I was up at 6am for an early breakfast before heading to the meet up point (which was at a British Tavern!) for a mountain bike tour, down the "Worlds Most Dangerous Road". This 65km downhill bike ride was one of the things I most wanted to do in Bolivia and after hearing a few horror stories about some fatal accidents, I decided to book with the best operator I could find, Gravity Tours, who assured my safety.
My group (12 riders, so nice and small) was bused up to a start point about an hour out of La Paz, at a place called La Cumbre (4700m). The group were a nice bunch and a mix of nationalities (French, German and British) and ages. During the bus ride our guide Marcus (Australian) explained the day to us in detail and went over safety instructions, he also handed out protective clothing which also doubled up as giving more warmth because it was freezing cold at the start. Once at the snow covered summit the bikes were off loaded from the top of the minivan (which was also our back up vehicle following behind the group during the duration of the ride) and each rider was fitted and given instructions on safe braking techniques. This was to come in very handy considering you were pretty much braking the whole way down to avoid flying off the side of the road with a 400ft drop!

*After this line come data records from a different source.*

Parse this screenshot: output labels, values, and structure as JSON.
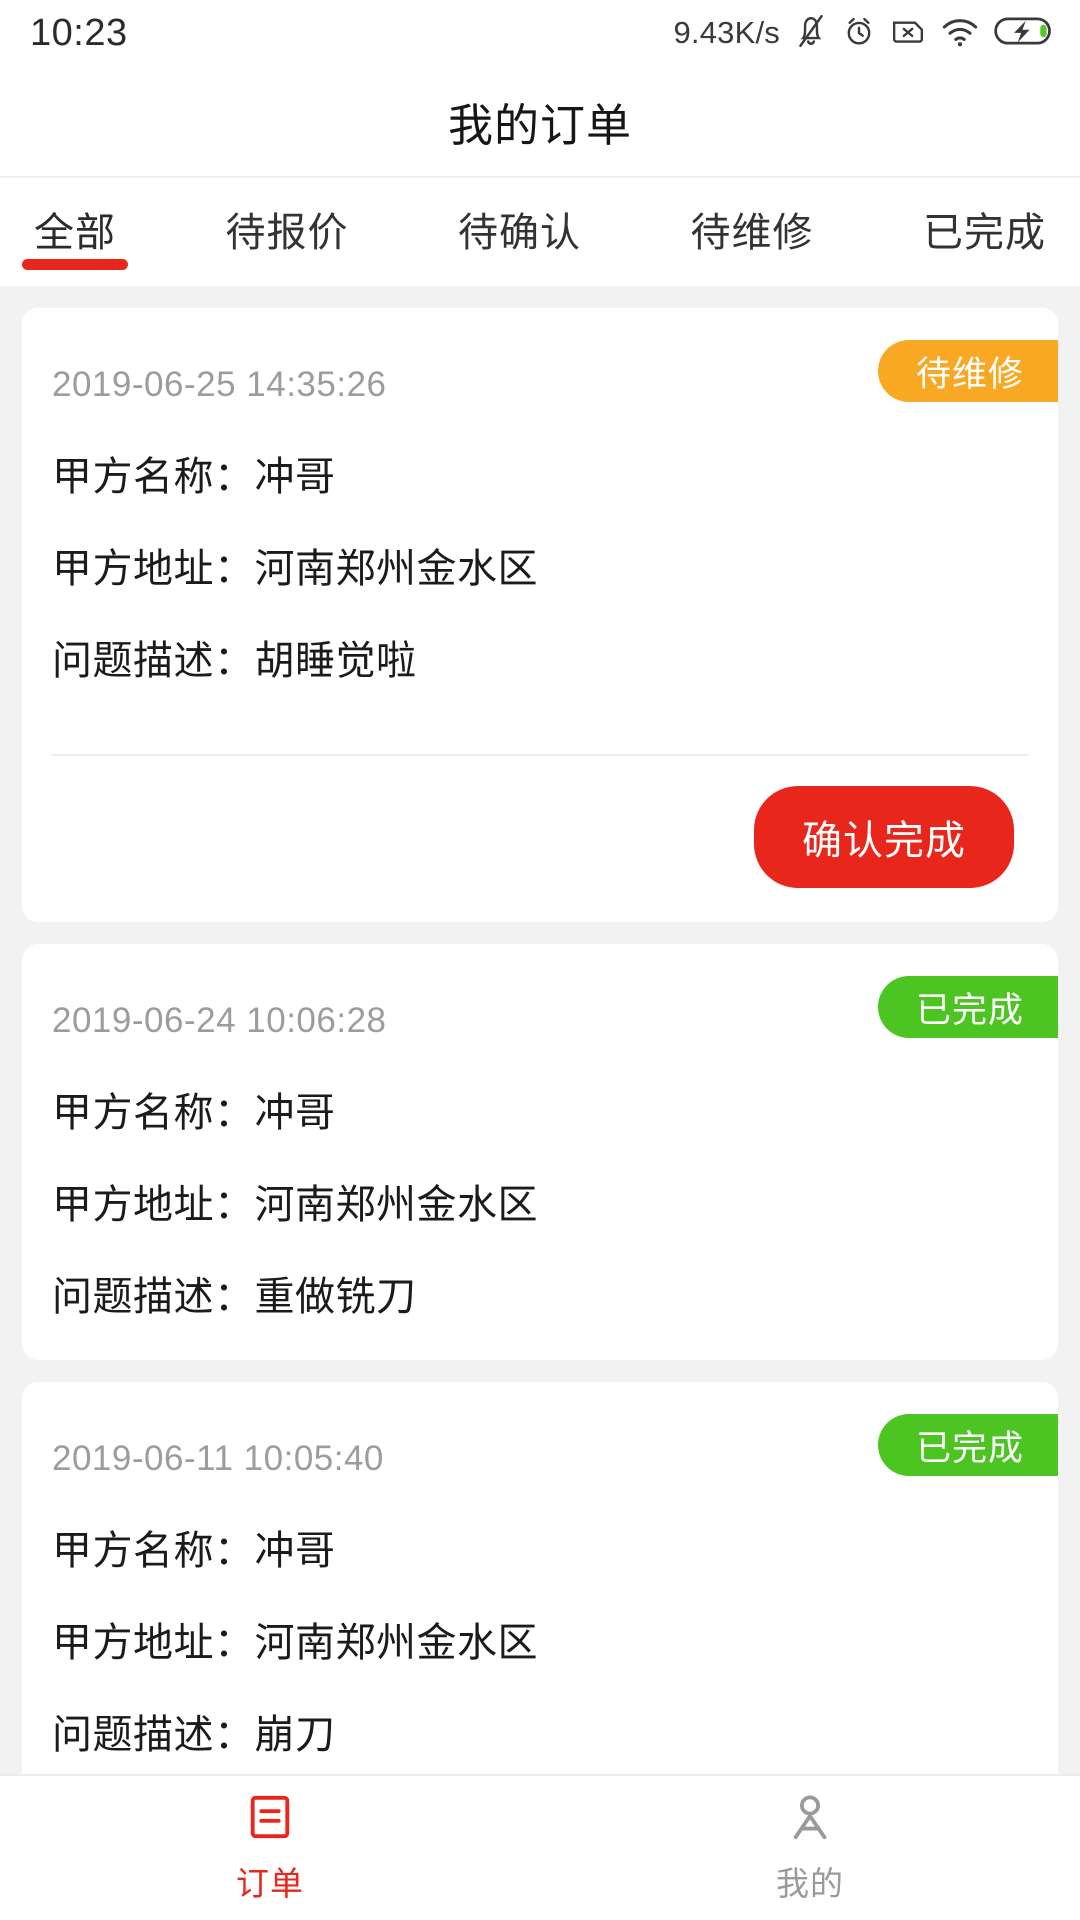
{
  "status_bar": {
    "time": "10:23",
    "network_speed": "9.43K/s",
    "icons": [
      "bell-muted-icon",
      "alarm-clock-icon",
      "sim-card-disabled-icon",
      "wifi-icon",
      "battery-charging-icon"
    ]
  },
  "header": {
    "title": "我的订单"
  },
  "tabs": {
    "items": [
      {
        "label": "全部",
        "active": true
      },
      {
        "label": "待报价",
        "active": false
      },
      {
        "label": "待确认",
        "active": false
      },
      {
        "label": "待维修",
        "active": false
      },
      {
        "label": "已完成",
        "active": false
      }
    ],
    "active_index": 0,
    "indicator_color": "#e8261b"
  },
  "orders": [
    {
      "date": "2019-06-25 14:35:26",
      "status_label": "待维修",
      "status_color": "#f9a824",
      "client_name": "甲方名称：冲哥",
      "client_address": "甲方地址：河南郑州金水区",
      "problem": "问题描述：胡睡觉啦",
      "action_label": "确认完成",
      "action_color": "#e8261b",
      "has_action": true
    },
    {
      "date": "2019-06-24 10:06:28",
      "status_label": "已完成",
      "status_color": "#4cc422",
      "client_name": "甲方名称：冲哥",
      "client_address": "甲方地址：河南郑州金水区",
      "problem": "问题描述：重做铣刀",
      "action_label": "",
      "action_color": "",
      "has_action": false
    },
    {
      "date": "2019-06-11 10:05:40",
      "status_label": "已完成",
      "status_color": "#4cc422",
      "client_name": "甲方名称：冲哥",
      "client_address": "甲方地址：河南郑州金水区",
      "problem": "问题描述：崩刀",
      "action_label": "",
      "action_color": "",
      "has_action": false
    }
  ],
  "bottom_nav": {
    "items": [
      {
        "label": "订单",
        "icon": "order-list-icon",
        "active": true
      },
      {
        "label": "我的",
        "icon": "user-profile-icon",
        "active": false
      }
    ],
    "active_color": "#e8261b",
    "inactive_color": "#9a9a9a"
  }
}
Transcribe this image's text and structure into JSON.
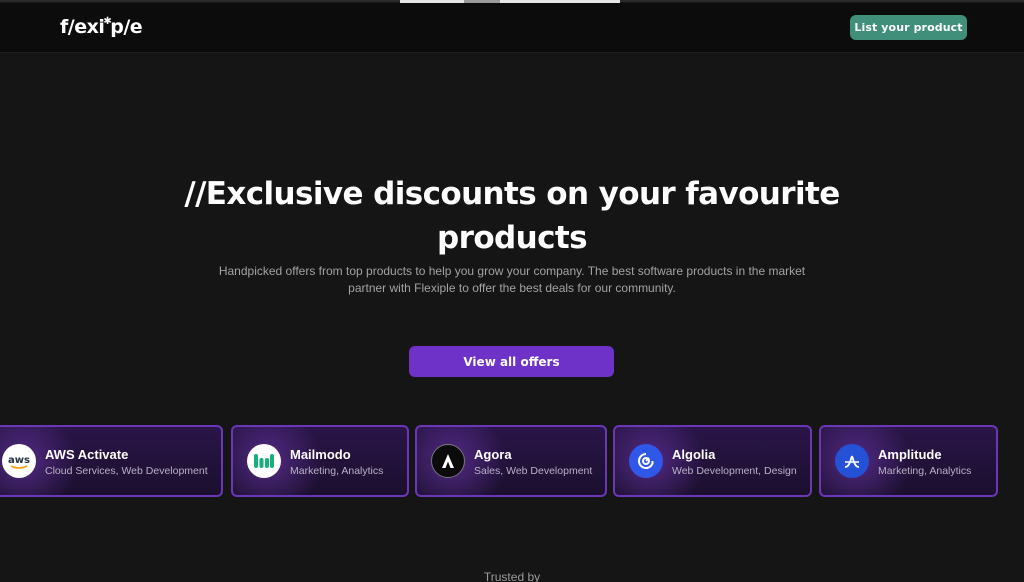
{
  "header": {
    "logo_text": "flexiple",
    "cta_label": "List your product",
    "accent": "#3f8f7a"
  },
  "hero": {
    "title_line1": "//Exclusive discounts on your favourite",
    "title_line2": "products",
    "subtitle": "Handpicked offers from top products to help you grow your company. The best software products in the market partner with Flexiple to offer the best deals for our community.",
    "cta_label": "View all offers",
    "cta_color": "#6f32c9"
  },
  "offers": [
    {
      "name": "AWS Activate",
      "tags": "Cloud Services, Web Development",
      "icon": "aws-logo-icon",
      "icon_text": "aws"
    },
    {
      "name": "Mailmodo",
      "tags": "Marketing, Analytics",
      "icon": "mailmodo-logo-icon"
    },
    {
      "name": "Agora",
      "tags": "Sales, Web Development",
      "icon": "agora-logo-icon"
    },
    {
      "name": "Algolia",
      "tags": "Web Development, Design",
      "icon": "algolia-logo-icon"
    },
    {
      "name": "Amplitude",
      "tags": "Marketing, Analytics",
      "icon": "amplitude-logo-icon"
    }
  ],
  "trusted_label": "Trusted by"
}
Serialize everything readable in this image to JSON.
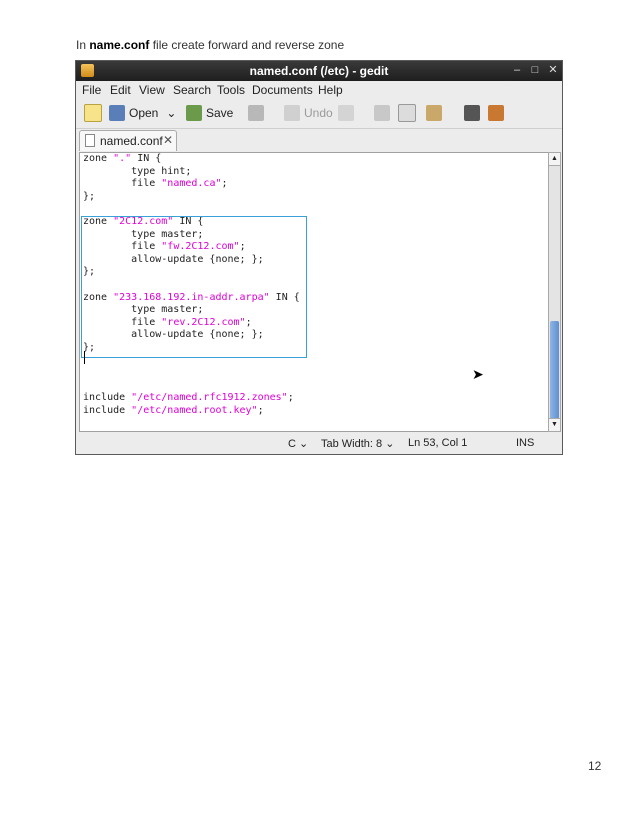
{
  "caption": {
    "prefix": "In ",
    "bold": "name.conf",
    "suffix": " file create forward and reverse zone"
  },
  "page_number": "12",
  "window": {
    "title": "named.conf (/etc) - gedit",
    "controls": {
      "minimize": "–",
      "maximize": "□",
      "close": "✕"
    }
  },
  "menu": [
    "File",
    "Edit",
    "View",
    "Search",
    "Tools",
    "Documents",
    "Help"
  ],
  "toolbar": {
    "open": "Open",
    "open_arrow": "⌄",
    "save": "Save",
    "undo": "Undo"
  },
  "tab": {
    "label": "named.conf",
    "close": "✕"
  },
  "code": {
    "zone1": {
      "kw": "zone ",
      "str": "\".\"",
      "rest": " IN {"
    },
    "type_hint": "        type hint;",
    "file_ca_pre": "        file ",
    "file_ca": "\"named.ca\"",
    "close": "};",
    "zone2": {
      "kw": "zone ",
      "str": "\"2C12.com\"",
      "rest": " IN {"
    },
    "type_master": "        type master;",
    "file_fw_pre": "        file ",
    "file_fw": "\"fw.2C12.com\"",
    "allow_update": "        allow-update {none; };",
    "zone3": {
      "kw": "zone ",
      "str": "\"233.168.192.in-addr.arpa\"",
      "rest": " IN {"
    },
    "file_rev_pre": "        file ",
    "file_rev": "\"rev.2C12.com\"",
    "include": "include ",
    "inc1": "\"/etc/named.rfc1912.zones\"",
    "inc2": "\"/etc/named.root.key\"",
    "semicolon": ";"
  },
  "status": {
    "language": "C ⌄",
    "tab_width": "Tab Width: 8 ⌄",
    "position": "Ln 53, Col 1",
    "mode": "INS"
  },
  "colors": {
    "string": "#e000d8",
    "selection_border": "#3aa0d8",
    "titlebar": "#2a2a2a"
  }
}
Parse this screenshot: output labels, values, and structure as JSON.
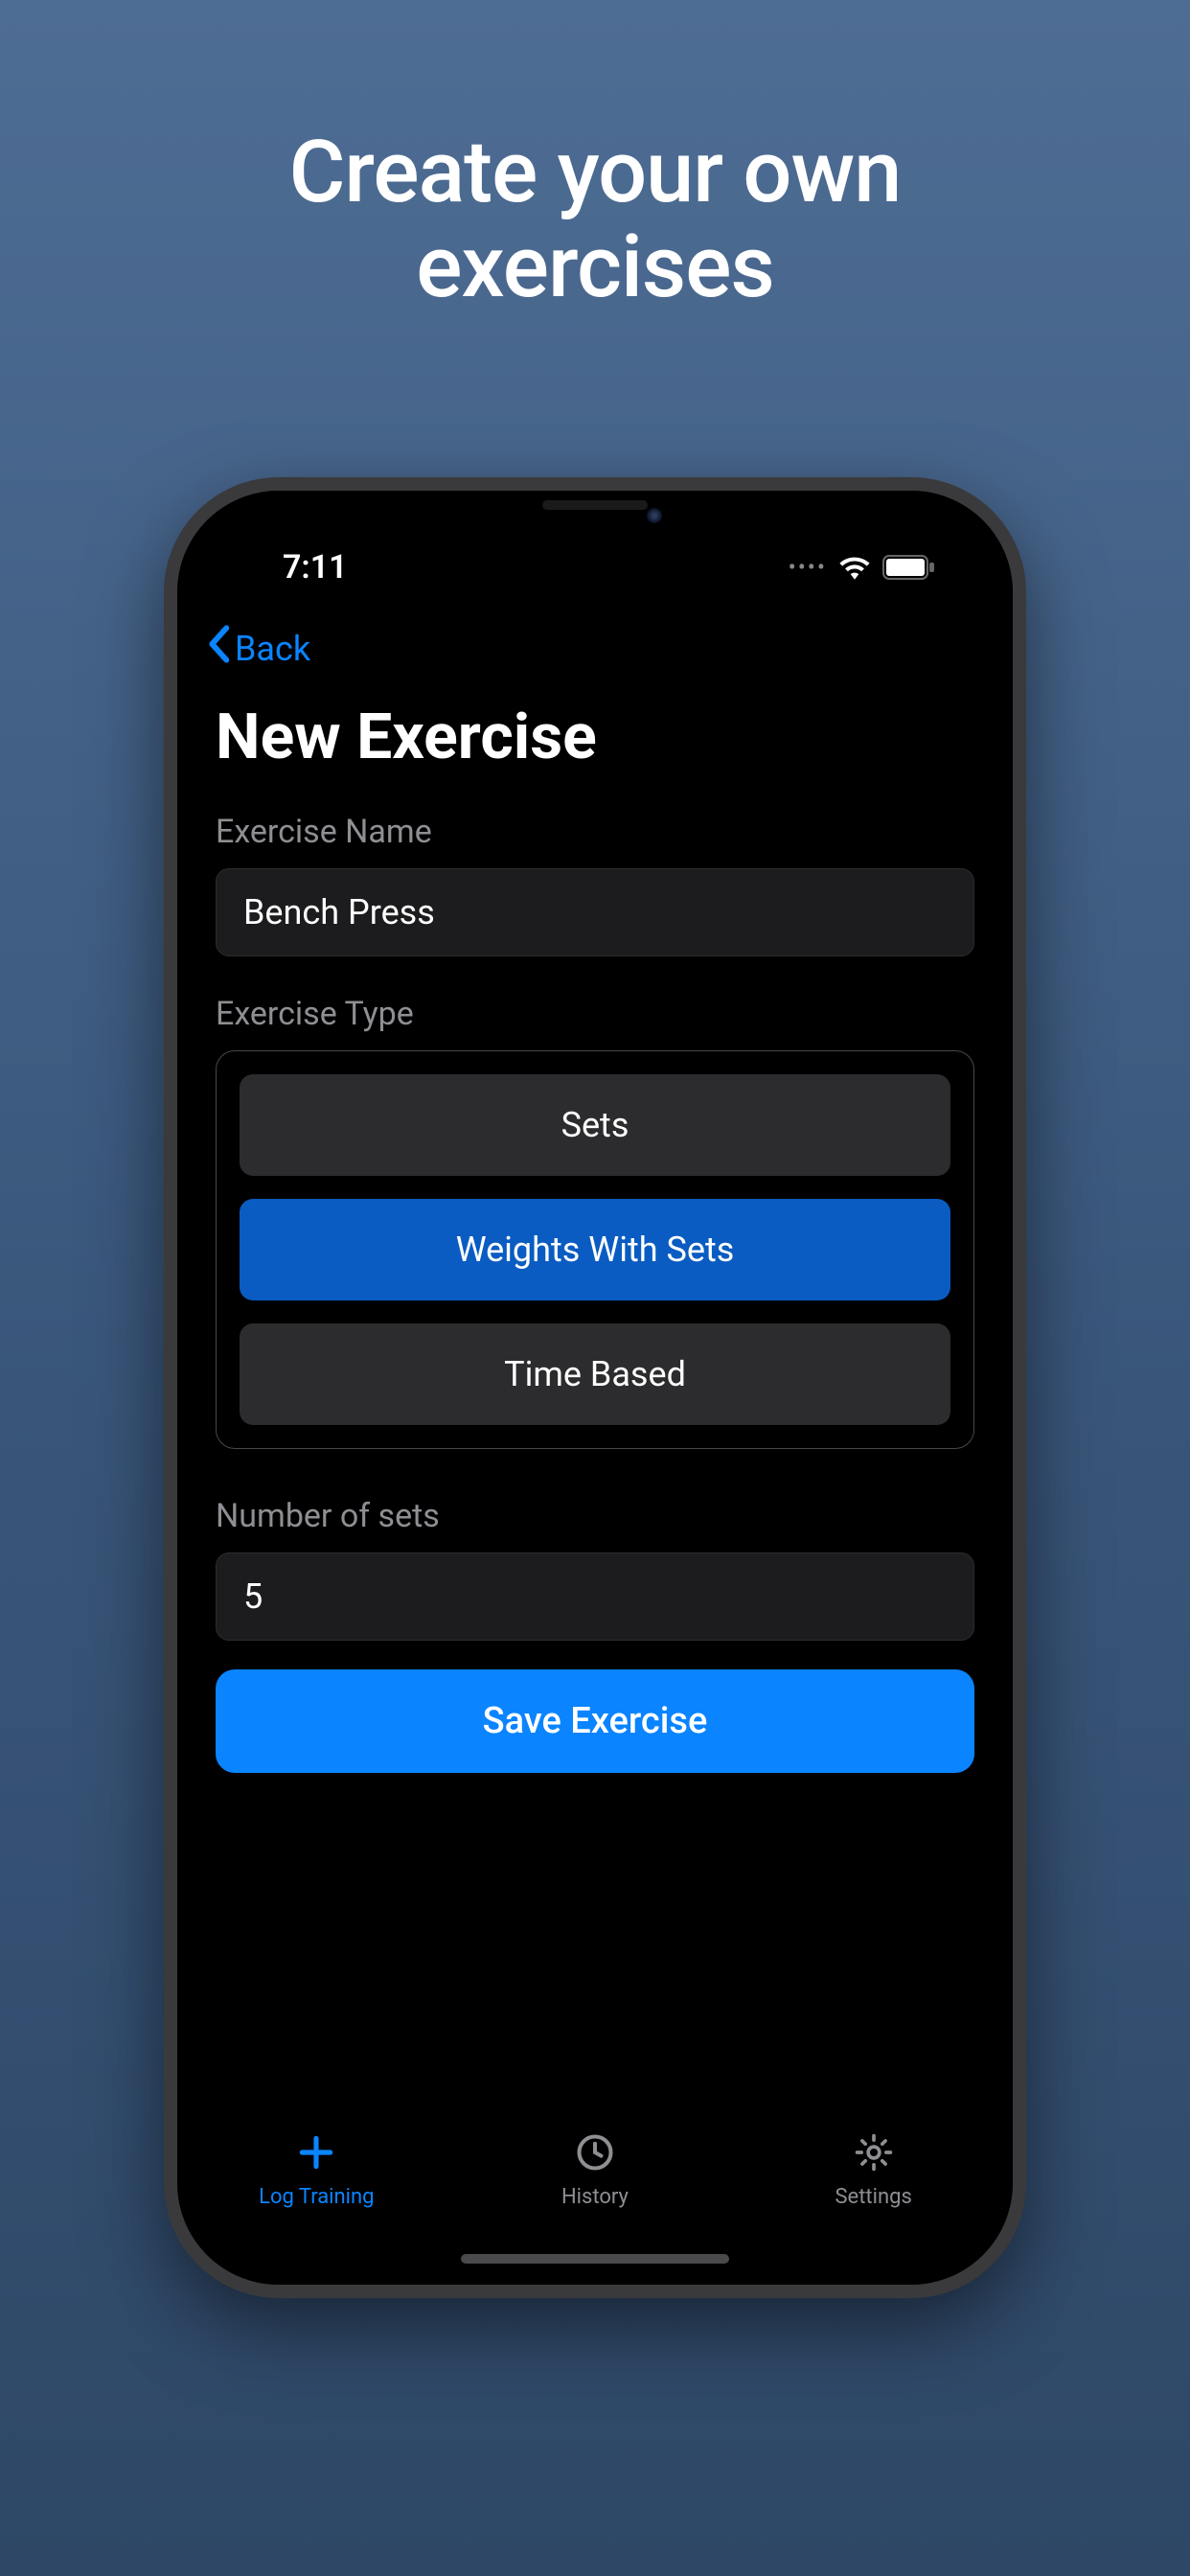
{
  "promo": {
    "title_line1": "Create your own",
    "title_line2": "exercises"
  },
  "status": {
    "time": "7:11"
  },
  "nav": {
    "back_label": "Back"
  },
  "page": {
    "title": "New Exercise"
  },
  "form": {
    "exercise_name_label": "Exercise Name",
    "exercise_name_value": "Bench Press",
    "exercise_type_label": "Exercise Type",
    "type_options": [
      {
        "label": "Sets",
        "selected": false
      },
      {
        "label": "Weights With Sets",
        "selected": true
      },
      {
        "label": "Time Based",
        "selected": false
      }
    ],
    "number_of_sets_label": "Number of sets",
    "number_of_sets_value": "5",
    "save_label": "Save Exercise"
  },
  "tabs": [
    {
      "label": "Log Training",
      "icon": "plus-icon",
      "active": true
    },
    {
      "label": "History",
      "icon": "clock-icon",
      "active": false
    },
    {
      "label": "Settings",
      "icon": "gear-icon",
      "active": false
    }
  ]
}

The group were eager to get going and after a quick offering to "Pachamama" by way of throwing a few drops of the local alcohol over our bikes and the ground, we set off single file with Marcus at the front and another guide at the back behind the slowest rider. The first section of the ride was on Tarmac and was used also by trucks and public vehicles, the descent was pretty fast paced and the scenery spectacular, the group made several stops to ensure all riders were comfortable and at each stop Marcus would explain what the next part of the ride had in store for us. The weather started to turn very cloudy and as we got lower and closer to the actual "Death Road" rainy. It was at this point just before we entered the "Death Road" that I realized my back brake was not working correctly. Given this is the most important brake as we were constantly told "the front brake is not your friend" (due to the fact one would go flying over the handle bars if not used correctly) I was rather relived when my bike was switched for the spare, but also nervous that I'd now be doing the hardest part of the ride on a bike i was not really familiar with.
"Death Road" was narrow, scary in places and fun. There were very few cars and I soon got used to the unpaved road. As we got lower down the rain stopped the clouds disappeared and we were treated to stunning views of mountains, countryside and coca plantations. After around 6 hours of downhill biking we reached the end which was an animal refuge called La Senda Verde where the main attractions were the rescued monkeys. A rather basic late pasta lunch was provided and the mini van then bused us 3 hours back to La Paz.